The revelation is a rebuke to Netflix programming model: releasing as much original content as it can to attract viewers. In the interview, Cue says that Apple won’t be “creating the most” original content for users, but will be “creating the best.” When asked about Netflix’s model, he notes that there’s “nothing wrong with that model, but it’s not our model.”

Apple is a latecomer to the streaming video wars

Apple is a latecomer to the streaming video industry, following companies such as Amazon, Hulu, and Netflix, which have already pulled in legions of loyal users, in part due to their efforts to produce their original content. Other media conglomerates are jumping in as well: Disney, NBCUniversal, and Warner Bros. have all announced their own platforms, which will launch this year and next.

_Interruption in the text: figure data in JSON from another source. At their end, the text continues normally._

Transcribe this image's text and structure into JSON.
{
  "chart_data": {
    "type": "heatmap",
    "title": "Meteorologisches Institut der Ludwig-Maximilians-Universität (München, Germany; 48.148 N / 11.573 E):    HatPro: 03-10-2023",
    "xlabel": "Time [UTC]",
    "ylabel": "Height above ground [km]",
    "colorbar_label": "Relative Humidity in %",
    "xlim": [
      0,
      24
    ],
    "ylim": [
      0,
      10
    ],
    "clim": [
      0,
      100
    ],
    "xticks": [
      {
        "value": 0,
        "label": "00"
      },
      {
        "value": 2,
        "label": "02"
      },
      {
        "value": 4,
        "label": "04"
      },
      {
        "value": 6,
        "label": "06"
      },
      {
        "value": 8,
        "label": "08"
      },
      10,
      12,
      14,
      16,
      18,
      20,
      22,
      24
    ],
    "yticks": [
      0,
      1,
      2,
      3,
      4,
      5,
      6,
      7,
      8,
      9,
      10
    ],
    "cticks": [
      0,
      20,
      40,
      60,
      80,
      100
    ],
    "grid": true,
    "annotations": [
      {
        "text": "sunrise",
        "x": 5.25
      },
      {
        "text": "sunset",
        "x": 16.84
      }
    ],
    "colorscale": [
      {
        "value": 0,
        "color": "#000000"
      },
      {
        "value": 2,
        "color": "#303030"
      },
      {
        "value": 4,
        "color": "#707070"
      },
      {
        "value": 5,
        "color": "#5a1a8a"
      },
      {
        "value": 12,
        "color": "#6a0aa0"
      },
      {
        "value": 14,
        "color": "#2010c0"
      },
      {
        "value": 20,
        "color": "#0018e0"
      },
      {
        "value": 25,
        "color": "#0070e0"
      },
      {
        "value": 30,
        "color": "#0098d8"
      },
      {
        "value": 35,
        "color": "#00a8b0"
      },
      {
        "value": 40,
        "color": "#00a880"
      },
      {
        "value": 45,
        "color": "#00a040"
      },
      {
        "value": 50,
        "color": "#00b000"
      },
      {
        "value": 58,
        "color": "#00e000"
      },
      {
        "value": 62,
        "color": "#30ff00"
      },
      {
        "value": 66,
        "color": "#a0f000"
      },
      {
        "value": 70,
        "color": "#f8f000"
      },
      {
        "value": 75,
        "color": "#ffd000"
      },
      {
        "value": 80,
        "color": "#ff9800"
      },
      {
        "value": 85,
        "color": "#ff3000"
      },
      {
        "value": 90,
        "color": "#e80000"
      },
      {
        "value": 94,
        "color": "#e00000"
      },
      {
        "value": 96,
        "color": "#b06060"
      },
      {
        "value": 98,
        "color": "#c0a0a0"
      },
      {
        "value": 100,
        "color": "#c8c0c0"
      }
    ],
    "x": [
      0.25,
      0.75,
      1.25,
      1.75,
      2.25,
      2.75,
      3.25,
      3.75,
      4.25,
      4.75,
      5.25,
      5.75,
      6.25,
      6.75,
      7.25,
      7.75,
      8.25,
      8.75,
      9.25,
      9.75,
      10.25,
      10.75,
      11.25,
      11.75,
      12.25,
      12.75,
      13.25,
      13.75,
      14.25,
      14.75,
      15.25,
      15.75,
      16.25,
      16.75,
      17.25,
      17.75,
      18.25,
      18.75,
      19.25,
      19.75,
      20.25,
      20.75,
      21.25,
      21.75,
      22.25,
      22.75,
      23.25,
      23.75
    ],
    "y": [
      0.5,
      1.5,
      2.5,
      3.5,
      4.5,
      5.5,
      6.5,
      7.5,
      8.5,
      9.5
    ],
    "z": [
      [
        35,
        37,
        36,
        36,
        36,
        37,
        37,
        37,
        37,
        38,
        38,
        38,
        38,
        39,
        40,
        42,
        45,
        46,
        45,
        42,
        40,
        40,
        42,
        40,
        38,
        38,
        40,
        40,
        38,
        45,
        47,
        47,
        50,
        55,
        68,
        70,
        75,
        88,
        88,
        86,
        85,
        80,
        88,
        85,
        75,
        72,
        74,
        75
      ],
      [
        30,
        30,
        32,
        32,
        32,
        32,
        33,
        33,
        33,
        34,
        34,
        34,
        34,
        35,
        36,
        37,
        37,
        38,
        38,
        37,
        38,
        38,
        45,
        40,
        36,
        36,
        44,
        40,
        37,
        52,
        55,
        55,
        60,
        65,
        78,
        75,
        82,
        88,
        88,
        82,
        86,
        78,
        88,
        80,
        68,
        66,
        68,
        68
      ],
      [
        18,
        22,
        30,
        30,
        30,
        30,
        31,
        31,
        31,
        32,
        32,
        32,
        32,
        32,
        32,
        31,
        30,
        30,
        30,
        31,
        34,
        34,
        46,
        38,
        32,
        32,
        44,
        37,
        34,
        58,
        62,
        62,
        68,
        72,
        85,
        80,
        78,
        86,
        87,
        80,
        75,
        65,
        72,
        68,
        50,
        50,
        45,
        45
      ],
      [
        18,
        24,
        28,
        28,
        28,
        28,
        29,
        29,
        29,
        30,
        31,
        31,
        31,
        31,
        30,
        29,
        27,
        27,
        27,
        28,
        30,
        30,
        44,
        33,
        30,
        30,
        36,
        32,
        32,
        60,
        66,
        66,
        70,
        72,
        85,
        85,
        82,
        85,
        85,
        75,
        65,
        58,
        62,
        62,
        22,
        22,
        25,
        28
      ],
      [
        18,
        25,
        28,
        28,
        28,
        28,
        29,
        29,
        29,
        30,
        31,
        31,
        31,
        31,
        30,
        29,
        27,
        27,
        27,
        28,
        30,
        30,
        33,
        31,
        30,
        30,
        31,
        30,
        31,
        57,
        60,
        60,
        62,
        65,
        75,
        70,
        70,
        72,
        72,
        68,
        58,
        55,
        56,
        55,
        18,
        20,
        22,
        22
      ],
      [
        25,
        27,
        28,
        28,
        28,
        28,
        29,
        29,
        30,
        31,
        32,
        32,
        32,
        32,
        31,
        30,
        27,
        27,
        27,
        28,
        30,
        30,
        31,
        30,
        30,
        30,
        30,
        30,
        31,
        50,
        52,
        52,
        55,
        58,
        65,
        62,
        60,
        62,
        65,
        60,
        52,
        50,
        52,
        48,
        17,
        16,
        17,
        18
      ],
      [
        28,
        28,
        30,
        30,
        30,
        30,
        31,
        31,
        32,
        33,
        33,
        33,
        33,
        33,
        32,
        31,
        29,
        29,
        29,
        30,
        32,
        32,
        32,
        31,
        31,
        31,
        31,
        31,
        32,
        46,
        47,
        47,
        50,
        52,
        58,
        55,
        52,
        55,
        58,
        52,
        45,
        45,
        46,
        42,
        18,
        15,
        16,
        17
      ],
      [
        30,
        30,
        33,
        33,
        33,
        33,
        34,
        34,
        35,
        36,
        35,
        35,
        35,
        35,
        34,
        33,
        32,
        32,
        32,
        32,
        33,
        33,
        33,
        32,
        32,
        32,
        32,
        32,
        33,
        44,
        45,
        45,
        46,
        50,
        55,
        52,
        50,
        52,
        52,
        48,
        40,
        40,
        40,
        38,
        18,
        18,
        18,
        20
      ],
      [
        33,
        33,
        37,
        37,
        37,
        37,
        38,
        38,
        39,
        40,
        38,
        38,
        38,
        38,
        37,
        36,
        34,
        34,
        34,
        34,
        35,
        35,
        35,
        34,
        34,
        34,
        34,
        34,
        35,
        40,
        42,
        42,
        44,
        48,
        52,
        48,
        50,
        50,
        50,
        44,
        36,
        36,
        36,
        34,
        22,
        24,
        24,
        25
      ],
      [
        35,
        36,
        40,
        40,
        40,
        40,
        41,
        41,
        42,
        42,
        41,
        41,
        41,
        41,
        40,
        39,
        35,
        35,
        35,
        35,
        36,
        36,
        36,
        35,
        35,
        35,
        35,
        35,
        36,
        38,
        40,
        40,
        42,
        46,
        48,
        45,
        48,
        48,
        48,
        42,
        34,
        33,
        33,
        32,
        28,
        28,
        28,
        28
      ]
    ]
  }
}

Cue notes that Apple hasn’t always been the leader when it comes to hardware, pointing out that they weren’t the first to produce computers, smartphones, or tablets. “We try to be the best, and we don’t have to be the first to be the best,” he said. He explains that while Apple doesn’t “know a lot about television other than we are big consumers of it,” what it does do is “find the best people for it.” The company brought on high-profile Hollywood executives, Jamie Erlicht and Zack Van Amburg (formerly of Sony), as well as Jay Hunt (formerly of the UK’s Channel 4) to head up its television programming.

Under them, the company has lined up an impressive-looking slate of projects, with shows from people such as J.J. Abrams, Steven Spielberg, and Oprah Winfrey. However, while Apple’s slate sounds promising, we’ve only caught a glimpses: a sizzler reel during the company’s unveiling event, and a trailer for Moore’s science fiction show, For All Mankind.

The interview revealed a handful of additional tidbits about what to expect from the TV service. Apple will apparently release new content every month, and the first series out of the gate will likely be its workplace drama, The Morning Show, which will feature Reese Witherspoon and Jennifer Aniston. Cue notes that the series will feature “real issues occurring in the workplace,” and that “on the quality bar, it is really, really good.” Apple certainly isn’t producing the same amount of content as its competitors already are, and we’ll have to wait until this fall to see how the quality really is.